Prime Minister Stephen Harper’s downfall – his Achilles’ heel – is his failure to respect Parliamentary institutions, says NDP leader Thomas Mulcair.
“It’s his Achilles’ heel, because when you don’t respect institutions, you show that you don’t respect the public,” Mulcair said during an interview on the Global News program The West Block with Tom Clark.
“Voters are starting to get the signal from Mr. Harper that he doesn’t care what they think, because he’s constantly communicating that he doesn’t care what anybody else thinks now that he’s got a majority.”
Although he wouldn’t speculate on Justin Trudeau – widely expected to be crowned Liberal leader on Sunday evening in Ottawa – Mulcair hinted at his strategy for taking on his left-leaning rival.
“I bring 35 years experience in government, three times elected provincially, three times federally. And also I’ve got a lot of years of experience as a senior public administrator,” said Mulcair.

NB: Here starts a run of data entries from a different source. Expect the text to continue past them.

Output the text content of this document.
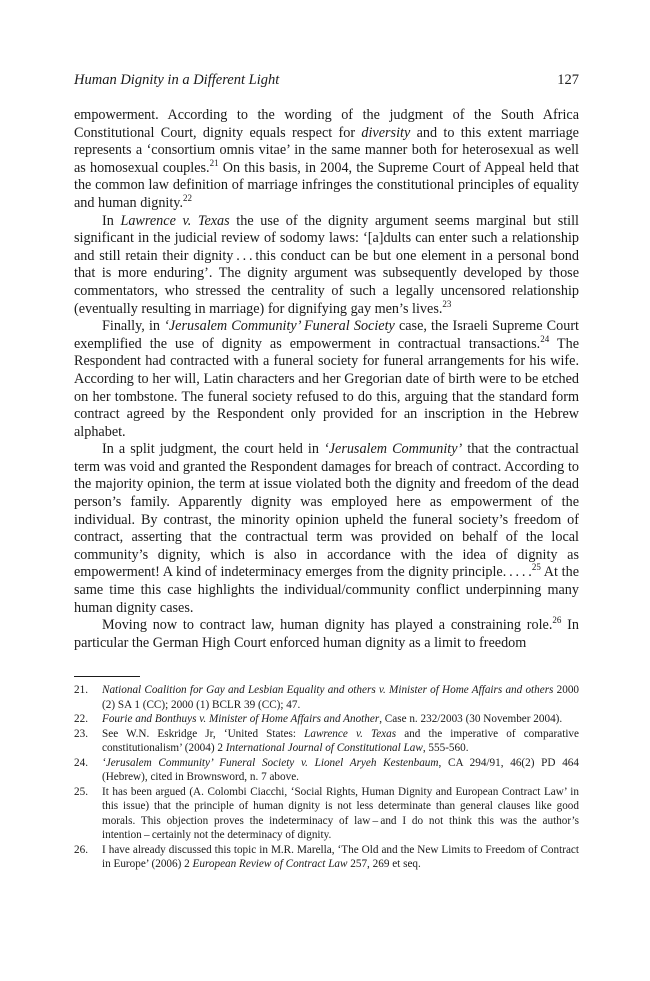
Human Dignity in a Different Light	127

empowerment. According to the wording of the judgment of the South Africa Constitutional Court, dignity equals respect for diversity and to this extent marriage represents a ‘consortium omnis vitae’ in the same manner both for heterosexual as well as homosexual couples.$^{21}$ On this basis, in 2004, the Supreme Court of Appeal held that the common law definition of marriage infringes the constitutional principles of equality and human dignity.$^{22}$

In Lawrence v. Texas the use of the dignity argument seems marginal but still significant in the judicial review of sodomy laws: ‘[a]dults can enter such a relationship and still retain their dignity . . . this conduct can be but one element in a personal bond that is more enduring’. The dignity argument was subsequently developed by those commentators, who stressed the centrality of such a legally uncensored relationship (eventually resulting in marriage) for dignifying gay men’s lives.$^{23}$

Finally, in ‘Jerusalem Community’ Funeral Society case, the Israeli Supreme Court exemplified the use of dignity as empowerment in contractual transactions.$^{24}$ The Respondent had contracted with a funeral society for funeral arrangements for his wife. According to her will, Latin characters and her Gregorian date of birth were to be etched on her tombstone. The funeral society refused to do this, arguing that the standard form contract agreed by the Respondent only provided for an inscription in the Hebrew alphabet.

In a split judgment, the court held in ‘Jerusalem Community’ that the contractual term was void and granted the Respondent damages for breach of contract. According to the majority opinion, the term at issue violated both the dignity and freedom of the dead person’s family. Apparently dignity was employed here as empowerment of the individual. By contrast, the minority opinion upheld the funeral society’s freedom of contract, asserting that the contractual term was provided on behalf of the local community’s dignity, which is also in accordance with the idea of dignity as empowerment! A kind of indeterminacy emerges from the dignity principle. . . . .$^{25}$ At the same time this case highlights the individual/community conflict underpinning many human dignity cases.

Moving now to contract law, human dignity has played a constraining role.$^{26}$ In particular the German High Court enforced human dignity as a limit to freedom

21. National Coalition for Gay and Lesbian Equality and others v. Minister of Home Affairs and others 2000 (2) SA 1 (CC); 2000 (1) BCLR 39 (CC); 47.
22. Fourie and Bonthuys v. Minister of Home Affairs and Another, Case n. 232/2003 (30 November 2004).
23. See W.N. Eskridge Jr, ‘United States: Lawrence v. Texas and the imperative of comparative constitutionalism’ (2004) 2 International Journal of Constitutional Law, 555-560.
24. ‘Jerusalem Community’ Funeral Society v. Lionel Aryeh Kestenbaum, CA 294/91, 46(2) PD 464 (Hebrew), cited in Brownsword, n. 7 above.
25. It has been argued (A. Colombi Ciacchi, ‘Social Rights, Human Dignity and European Contract Law’ in this issue) that the principle of human dignity is not less determinate than general clauses like good morals. This objection proves the indeterminacy of law – and I do not think this was the author’s intention – certainly not the determinacy of dignity.
26. I have already discussed this topic in M.R. Marella, ‘The Old and the New Limits to Freedom of Contract in Europe’ (2006) 2 European Review of Contract Law 257, 269 et seq.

“A lot of Canadians share the NDP’s vision, they share our goals, they haven’t always been sure, federally, whether or not we could be entrusted with the complex public administration. That’s what we’re doing now – we’re communicating clearly to Canadians that we share their vision, we share their objectives. But we’re also capable of doing a really job of managing the government.”
He also addressed Trudeau’s popularity in the polls, suggesting that the Liberals are now more popular than the NDP, something which has been attributed to Trudeau’s persona rather than his policies.
“I’ll have to admit, that if it were indeed the fact that the election were in two days, you might be right because sometimes there’s that sort of straw fire that goes up and lasts a few seconds,” said Mulcair.
“The election’s not in two days. It’s not in two weeks. It’s not in two months. The next election’s in two-and-a-half years. It’s the only recipe I know in politics is to work non-stop.”
He said he travels the country constantly and believes Canadians want the NDP to get rid of the Conservatives in government.
Mulcair also criticized the Liberal party which he claims did little to change Canada for the better during 13 years in power.
“If you look at the history of the Liberal party, they’ve constantly flashed left and turned right. They didn’t do anything on climate change. They talked about it, but they did nothing,” he said.
“That’s why Canada had one of the worst records in the world. I use that one example but there are lots of others, whether it’s on daycare, or First Nations issues. For the 13 years they were there, they talked about doing things but they never actually did anything.
“The NDP intends to deliver.”
Some of the policies Mulcair mentioned include defending free universal public health care, working towards a daycare system in Canada, and maintaining 65 as retirement age.
Mulcair made the comments in the West Block interview from Montreal where the NDP hosted a policy convention this weekend.
One of the items on the agenda included toning down references to socialism in the NDP constitution.
Mulcair said it’s important for the party to reach out beyond the traditional base.
“I’m still going to consider myself and everyone in this room a social democrat, which means that we make it a priority to remove inequalities in our society, seek prosperity but seek prosperity for everyone.”